There have been so much talk about the possible disintegration of Nigeria in the last few years. Is it possible?
You want my view?
It can’t happen. And if it does happen, those who are championing it or those who imagine that they will be better off will be surprised that they will not be better off. The horrible scenario that can lead to the breakup of this country is not going to happen unless if there is a consensus, and if it happens, every Nigerian will be diminished.
There is this raging issue of a judgment, which asked Nigeria to pay $9.6billion to a firm known as P&ID in a failed oil and gas contract in 2009. How do you want the country to go about it and what should happen to the perpetrators of the act?

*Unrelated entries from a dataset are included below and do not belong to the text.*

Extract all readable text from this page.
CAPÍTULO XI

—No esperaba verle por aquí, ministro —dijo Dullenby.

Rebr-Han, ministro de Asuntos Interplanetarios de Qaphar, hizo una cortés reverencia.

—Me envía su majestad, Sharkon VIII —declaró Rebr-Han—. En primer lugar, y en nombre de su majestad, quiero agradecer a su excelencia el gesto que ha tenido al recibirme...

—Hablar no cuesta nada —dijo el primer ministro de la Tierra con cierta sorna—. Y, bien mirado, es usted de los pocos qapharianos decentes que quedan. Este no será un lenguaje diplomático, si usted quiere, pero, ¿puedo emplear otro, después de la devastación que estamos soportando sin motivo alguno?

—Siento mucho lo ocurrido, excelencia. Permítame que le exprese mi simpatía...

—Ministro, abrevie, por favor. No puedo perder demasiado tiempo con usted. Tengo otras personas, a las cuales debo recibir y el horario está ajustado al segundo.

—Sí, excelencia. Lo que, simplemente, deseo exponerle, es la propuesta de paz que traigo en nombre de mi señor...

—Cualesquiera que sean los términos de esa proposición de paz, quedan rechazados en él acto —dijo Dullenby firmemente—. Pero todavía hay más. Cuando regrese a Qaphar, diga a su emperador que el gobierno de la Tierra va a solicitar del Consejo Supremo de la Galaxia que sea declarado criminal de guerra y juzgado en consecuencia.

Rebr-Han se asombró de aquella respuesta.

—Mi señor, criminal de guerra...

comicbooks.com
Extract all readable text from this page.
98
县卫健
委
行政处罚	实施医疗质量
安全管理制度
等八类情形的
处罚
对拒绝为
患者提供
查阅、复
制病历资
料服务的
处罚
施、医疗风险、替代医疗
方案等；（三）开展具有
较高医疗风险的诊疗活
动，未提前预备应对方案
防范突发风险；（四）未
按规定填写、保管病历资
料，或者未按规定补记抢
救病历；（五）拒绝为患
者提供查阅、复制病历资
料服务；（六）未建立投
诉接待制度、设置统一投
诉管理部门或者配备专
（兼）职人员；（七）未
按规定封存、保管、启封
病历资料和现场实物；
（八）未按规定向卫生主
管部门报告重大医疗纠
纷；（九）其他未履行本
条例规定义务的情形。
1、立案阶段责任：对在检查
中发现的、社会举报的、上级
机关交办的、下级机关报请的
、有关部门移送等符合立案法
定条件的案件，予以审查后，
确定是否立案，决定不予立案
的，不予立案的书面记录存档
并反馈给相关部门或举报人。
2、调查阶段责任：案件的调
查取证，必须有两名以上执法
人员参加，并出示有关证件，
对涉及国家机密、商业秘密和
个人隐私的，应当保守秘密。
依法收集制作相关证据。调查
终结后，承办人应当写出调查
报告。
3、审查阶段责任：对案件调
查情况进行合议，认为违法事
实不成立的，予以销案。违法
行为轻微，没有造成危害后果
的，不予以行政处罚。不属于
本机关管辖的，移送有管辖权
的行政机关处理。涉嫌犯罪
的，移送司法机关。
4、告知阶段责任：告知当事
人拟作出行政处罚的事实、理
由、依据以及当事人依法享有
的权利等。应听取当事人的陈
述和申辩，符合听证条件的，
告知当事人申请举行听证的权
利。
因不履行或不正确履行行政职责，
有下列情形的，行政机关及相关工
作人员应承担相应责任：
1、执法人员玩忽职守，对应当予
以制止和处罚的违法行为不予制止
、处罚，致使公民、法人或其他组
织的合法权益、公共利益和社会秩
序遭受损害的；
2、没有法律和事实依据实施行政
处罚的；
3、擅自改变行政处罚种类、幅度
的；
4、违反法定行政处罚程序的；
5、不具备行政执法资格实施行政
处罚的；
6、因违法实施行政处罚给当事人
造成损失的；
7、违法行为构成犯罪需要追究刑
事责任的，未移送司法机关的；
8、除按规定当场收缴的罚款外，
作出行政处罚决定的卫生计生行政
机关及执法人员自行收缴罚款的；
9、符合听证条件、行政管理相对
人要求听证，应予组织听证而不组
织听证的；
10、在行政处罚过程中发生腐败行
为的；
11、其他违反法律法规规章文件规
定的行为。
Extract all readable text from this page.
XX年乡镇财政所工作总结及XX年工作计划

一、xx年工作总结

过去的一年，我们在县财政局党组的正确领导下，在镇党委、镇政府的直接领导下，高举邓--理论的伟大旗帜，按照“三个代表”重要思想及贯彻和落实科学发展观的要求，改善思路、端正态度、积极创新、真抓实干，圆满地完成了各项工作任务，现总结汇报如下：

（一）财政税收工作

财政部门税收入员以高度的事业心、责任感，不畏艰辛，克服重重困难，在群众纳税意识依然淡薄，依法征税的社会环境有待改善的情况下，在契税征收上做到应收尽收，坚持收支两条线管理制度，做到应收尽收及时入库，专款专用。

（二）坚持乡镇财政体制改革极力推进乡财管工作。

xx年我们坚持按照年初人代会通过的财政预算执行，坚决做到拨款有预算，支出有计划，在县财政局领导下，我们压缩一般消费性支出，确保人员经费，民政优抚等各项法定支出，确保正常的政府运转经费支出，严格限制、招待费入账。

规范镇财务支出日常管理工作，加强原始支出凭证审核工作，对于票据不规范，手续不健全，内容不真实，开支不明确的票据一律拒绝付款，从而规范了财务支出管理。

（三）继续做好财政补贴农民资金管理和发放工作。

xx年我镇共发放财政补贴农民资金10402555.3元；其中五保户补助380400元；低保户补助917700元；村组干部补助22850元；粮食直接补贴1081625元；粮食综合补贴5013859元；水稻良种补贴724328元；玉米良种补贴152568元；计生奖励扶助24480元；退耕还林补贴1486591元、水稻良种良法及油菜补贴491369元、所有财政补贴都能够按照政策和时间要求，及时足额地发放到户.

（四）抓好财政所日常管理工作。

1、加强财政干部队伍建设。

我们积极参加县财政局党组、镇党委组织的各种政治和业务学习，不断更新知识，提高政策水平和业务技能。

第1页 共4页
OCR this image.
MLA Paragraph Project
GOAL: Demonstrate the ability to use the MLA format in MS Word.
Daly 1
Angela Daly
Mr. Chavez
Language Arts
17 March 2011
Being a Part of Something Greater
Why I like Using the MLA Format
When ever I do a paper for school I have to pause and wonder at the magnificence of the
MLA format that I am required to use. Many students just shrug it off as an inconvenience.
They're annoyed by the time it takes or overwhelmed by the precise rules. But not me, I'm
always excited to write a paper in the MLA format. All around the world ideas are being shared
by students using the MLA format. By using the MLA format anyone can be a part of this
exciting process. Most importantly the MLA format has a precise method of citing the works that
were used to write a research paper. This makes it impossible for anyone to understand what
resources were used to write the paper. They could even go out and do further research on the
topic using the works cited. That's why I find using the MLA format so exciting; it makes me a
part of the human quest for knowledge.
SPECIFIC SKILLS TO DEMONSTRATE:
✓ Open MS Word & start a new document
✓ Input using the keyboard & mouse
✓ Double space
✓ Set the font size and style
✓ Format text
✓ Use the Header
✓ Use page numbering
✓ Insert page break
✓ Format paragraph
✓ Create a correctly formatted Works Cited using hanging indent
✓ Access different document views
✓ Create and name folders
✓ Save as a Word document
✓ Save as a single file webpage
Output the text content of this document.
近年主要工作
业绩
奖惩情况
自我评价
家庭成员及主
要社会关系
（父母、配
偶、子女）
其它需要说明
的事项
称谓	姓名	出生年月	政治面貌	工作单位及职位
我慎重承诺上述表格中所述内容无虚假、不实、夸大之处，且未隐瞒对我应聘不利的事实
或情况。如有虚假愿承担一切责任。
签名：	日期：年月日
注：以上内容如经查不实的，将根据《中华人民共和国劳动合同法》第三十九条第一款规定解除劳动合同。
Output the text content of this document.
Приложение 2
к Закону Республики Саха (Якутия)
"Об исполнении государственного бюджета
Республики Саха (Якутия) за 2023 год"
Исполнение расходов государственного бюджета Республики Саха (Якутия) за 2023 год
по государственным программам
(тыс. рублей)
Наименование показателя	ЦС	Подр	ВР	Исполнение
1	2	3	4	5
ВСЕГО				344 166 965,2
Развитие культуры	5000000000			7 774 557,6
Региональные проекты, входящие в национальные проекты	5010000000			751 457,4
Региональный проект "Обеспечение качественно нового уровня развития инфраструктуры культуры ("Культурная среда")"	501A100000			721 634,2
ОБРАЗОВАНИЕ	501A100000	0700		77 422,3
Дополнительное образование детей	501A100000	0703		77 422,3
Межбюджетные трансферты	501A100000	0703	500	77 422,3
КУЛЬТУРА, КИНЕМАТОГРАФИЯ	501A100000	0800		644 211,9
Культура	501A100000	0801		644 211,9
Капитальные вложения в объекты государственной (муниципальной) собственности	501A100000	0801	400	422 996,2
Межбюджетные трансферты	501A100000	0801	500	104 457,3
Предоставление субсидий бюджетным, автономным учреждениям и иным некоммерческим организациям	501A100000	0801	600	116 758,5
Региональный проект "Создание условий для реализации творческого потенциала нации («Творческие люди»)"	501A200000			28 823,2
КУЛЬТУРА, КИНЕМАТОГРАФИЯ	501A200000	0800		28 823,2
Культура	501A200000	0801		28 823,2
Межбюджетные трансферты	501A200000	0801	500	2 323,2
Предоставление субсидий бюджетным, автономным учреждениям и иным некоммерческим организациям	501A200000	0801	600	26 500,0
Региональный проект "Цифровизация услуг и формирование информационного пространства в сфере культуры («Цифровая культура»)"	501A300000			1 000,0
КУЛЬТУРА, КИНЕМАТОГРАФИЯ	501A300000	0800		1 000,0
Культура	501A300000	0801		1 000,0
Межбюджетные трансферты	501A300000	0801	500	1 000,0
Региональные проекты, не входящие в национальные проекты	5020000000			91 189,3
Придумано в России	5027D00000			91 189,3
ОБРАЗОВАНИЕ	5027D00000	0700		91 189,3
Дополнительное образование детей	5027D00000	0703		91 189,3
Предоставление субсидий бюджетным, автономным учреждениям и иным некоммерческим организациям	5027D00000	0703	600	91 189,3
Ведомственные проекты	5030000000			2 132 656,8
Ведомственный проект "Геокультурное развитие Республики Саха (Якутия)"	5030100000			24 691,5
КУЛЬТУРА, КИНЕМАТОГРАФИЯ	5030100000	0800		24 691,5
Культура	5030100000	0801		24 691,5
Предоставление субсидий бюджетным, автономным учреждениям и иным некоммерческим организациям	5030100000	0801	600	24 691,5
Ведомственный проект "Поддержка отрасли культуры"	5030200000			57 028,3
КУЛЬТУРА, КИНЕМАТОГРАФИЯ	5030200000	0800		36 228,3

They should be prosecuted straight away. There should be no waste of time on this. We can appeal the matter or through arbitration we can do so. I disagree that those who handled the deal in such a shambolic way should not expect to be left alone. They stabbed the country and don’t deserve to be left alone. All those who are involved, including public officials and those from NNPC and other government firms should all be brought to book. As far as I am concerned, anyone who has been found to be complicit or his poor performance in this regard led to this embarrassment must be dealt with. Even if you say the matter happened in 2009, what happened from 2009 to today? What were Nigerian state officials doing till it came to this? Who played what role? This matter must not be treated with kid gloves. If they want to introduce politics of tribalism in this case it won’t help because we are in deep shit. Because of the level of corruption in the country and negligence, so many things are left untouched and people simply get away with blue murder. It must continue like that, otherwise we are doomed.